I pulled out my camera and slowly tiptoed toward it. I didn’t want to get too close. It was unnerving to come face to face with a monkey without a cage between us. Also, the monkey was not exactly cute and cuddly. It had a red face and pinched features, which made it look mean and angry.

A voice in my head repeated itself over and over: “Don’t look the monkey in the eye! Don’t look the monkey in the eye!” I had read somewhere that monkeys will attack you if you look directly into their eyes. Or maybe that was bears. Either way, I wasn’t going to take any chances.

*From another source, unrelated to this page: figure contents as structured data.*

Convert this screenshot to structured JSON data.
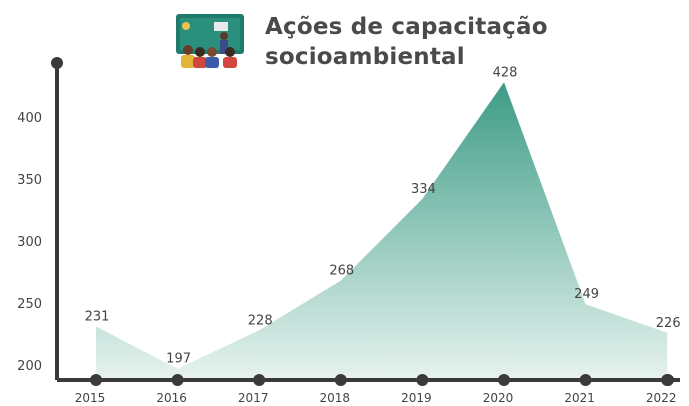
{
  "title_lines": [
    "Ações de capacitação",
    "socioambiental"
  ],
  "colors": {
    "area_top": "#3d9c86",
    "area_bottom": "#e7f3ef",
    "axis": "#3a3a3a",
    "text": "#444444",
    "title": "#4a4a4a"
  },
  "logo_icon": "people-meeting-icon",
  "chart_data": {
    "type": "area",
    "title": "Ações de capacitação socioambiental",
    "x": [
      "2015",
      "2016",
      "2017",
      "2018",
      "2019",
      "2020",
      "2021",
      "2022"
    ],
    "values": [
      231,
      197,
      228,
      268,
      334,
      428,
      249,
      226
    ],
    "yticks": [
      200,
      250,
      300,
      350,
      400
    ],
    "ylim": [
      188,
      440
    ],
    "grid": false,
    "legend": "none"
  }
}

So with my eyes looking everywhere but at the monkey, I inched forward and blindly took a picture.


By this point, the monkey was attracting a small crowd (“small crowd” meaning “four people”). Someone threw some crackers on the ground and the monkey jumped off the railing and started eating them.


However, the crowd seemed to be more interested in watching me take pictures of the monkey than in the monkey itself. They were looking at me with the same amused expression I get when I see tourists taking pictures of raccoons and squirrels in Stanley Park. (“Ha, ha. Look at the tourist taking pictures of that nasty-ass monkey like it’s some sort of exotic and beautiful animal. Ha, ha.”)

Suddenly, without warning, the monkey charged toward me. I had a terrifying vision of it leaping onto my face and digging its claws into my hair.

I shrieked and jumped out of the way. I also managed to snap a photo at the same time.


The monkey kept running and disappeared into the woods. And that was the end of my first encounter with a wild monkey.

Postscript: I thought it was a pretty unique experience until I went home and googled “Japanese monkeys” and found out Japan is overrun by monkeys. Here’s an excerpt from a New York Times article about the monkey population explosion:

Rural villages sometimes post bounties of up to $1,000 for the leader of a particularly destructive monkey troop. In cities, sensational news reports about monkeys "molesting women and children" have stirred police officers to form monkey posses, patrolling streets with nets and bananas tied to poles.